# Straight wavy or curly girly?



## Willow596 (Jun 5, 2014)

My lovely little bundle of fun is 20 weeks old on Thursday. Mostly she's wavy, but has quite well defined curls when she gets wet. I'm wondering what age is it that you will truly know what coat your CP will end up with? ThAnks in advance! K xxx 


Sent from Petguide.com Free App


----------



## dmgalley (Aug 19, 2012)

Texturewise I pretty much knew by a year. Both of my older ones started their adult coat around ten months. That's when the matts come to stay.
Color is a different story.

Sent from my SGH-T999 using Tapatalk


----------



## Willow596 (Jun 5, 2014)

Eek, not looking forward to matts! She's got such a fine coat at the moment, and her face is definitely cocker, but her nose, especially just under her eyes is starting to grow and looks like it might get curly! My hubster is hoping she will stay more straight, whereas I really want a curly girly for sure!! Thanks!!! K xxx 


Sent from Petguide.com Free App


----------



## lady amanda (Nov 26, 2010)

Lady started to curl up around 6 months...and then kept getting curlier! lol. 6 months is when the matts hit for us with her


----------



## Marzi (Sep 17, 2012)

Can we have some photos of Isabella? We could compare her to Cricket 
A few photos to establish a time line of curl development?!!


----------



## Willow596 (Jun 5, 2014)

These are from 5 weeks up to 18/19 weeks!!! What do you think?? K xxx


Sent from Petguide.com Free App


----------



## fairlie (Sep 7, 2013)

I'm placing my money on shaggy curly not poodle curly like my Rufus.


----------



## Mazzapoo (Jul 28, 2013)

Willow596 said:


> View attachment 58210
> View attachment 58218
> View attachment 58226
> View attachment 58234
> ...


Look how much she's changed! Isn't she a beauty  I agree with Fairlie, perhaps not a madly curly girlie - a compromise for you and hubster


----------



## Willow596 (Jun 5, 2014)

Thanks, I guess only time will tell, you're probably right though! And yes it will be a compromise😊 K xxx


Sent from Petguide.com Free App


----------



## Marzi (Sep 17, 2012)

I think she is gorgeous - I love the wavy look - is her coat quite water repellent too? Kiki's curls get sodden and takes ages and ages to dry - Dot's coat which is a lot less curly dries more easily and is much easier to comb....


----------



## Cat 53 (Aug 26, 2012)

She is a little beauty. I think a lovely wavy coat too, but they do tend to get a bit coarser around the 10 month mark. We shall see


----------



## dmgalley (Aug 19, 2012)

Willow596 said:


> View attachment 58210
> View attachment 58218
> View attachment 58226
> View attachment 58234
> ...


Ozzy was pretty straight. I thought he was going to be a smoothie. he is now 8 months. his coat is wavy and thin. no adult coat yet, but he had gotten some mustache just nit as much as my others. this isn't bad because I never have to cut his face! I attached four months and now.

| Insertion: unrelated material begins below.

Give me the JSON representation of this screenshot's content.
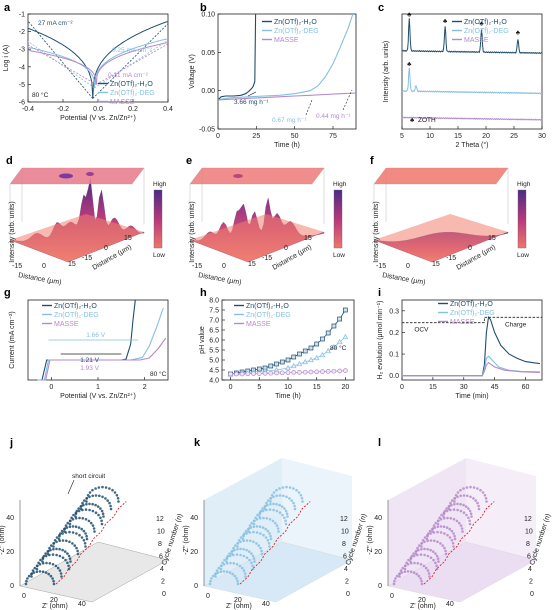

Sent from my SGH-T999 using Tapatalk


----------



## lady amanda (Nov 26, 2010)

Wow one of those pics could have passed for Cricket!! I think she will end up shaggy
...I'm not convinced cricket will

Sent from my Galaxy Nexus using Tapatalk


----------



## Willow596 (Jun 5, 2014)

Ahhh, Ozzy is gorgeous!! What a cutie pie😍


Sent from Petguide.com Free App


----------



## Willow596 (Jun 5, 2014)

Can I see a couple of photos of cricket please!!


Sent from Petguide.com Free App 
🐾🐾🐾Then and now pictures from everyone would be helpful!! Thanks in advance🐾🐾🐾


----------



## lady amanda (Nov 26, 2010)

Cricket is just 16 weeks old...so I'm not sure what she will look like yet...if you search then and now...you will fund a thread where lots of us posted puppy then adult pics. 

Sent from Petguide.com Free App


----------



## Willow596 (Jun 5, 2014)

Oh my goodness, I can see what you mean about cricket and Issy looking so alike! They could be sisters! What a little gorge she is!! Thanks, will look up the then and now thread! 


😘 Kirsty xxx


----------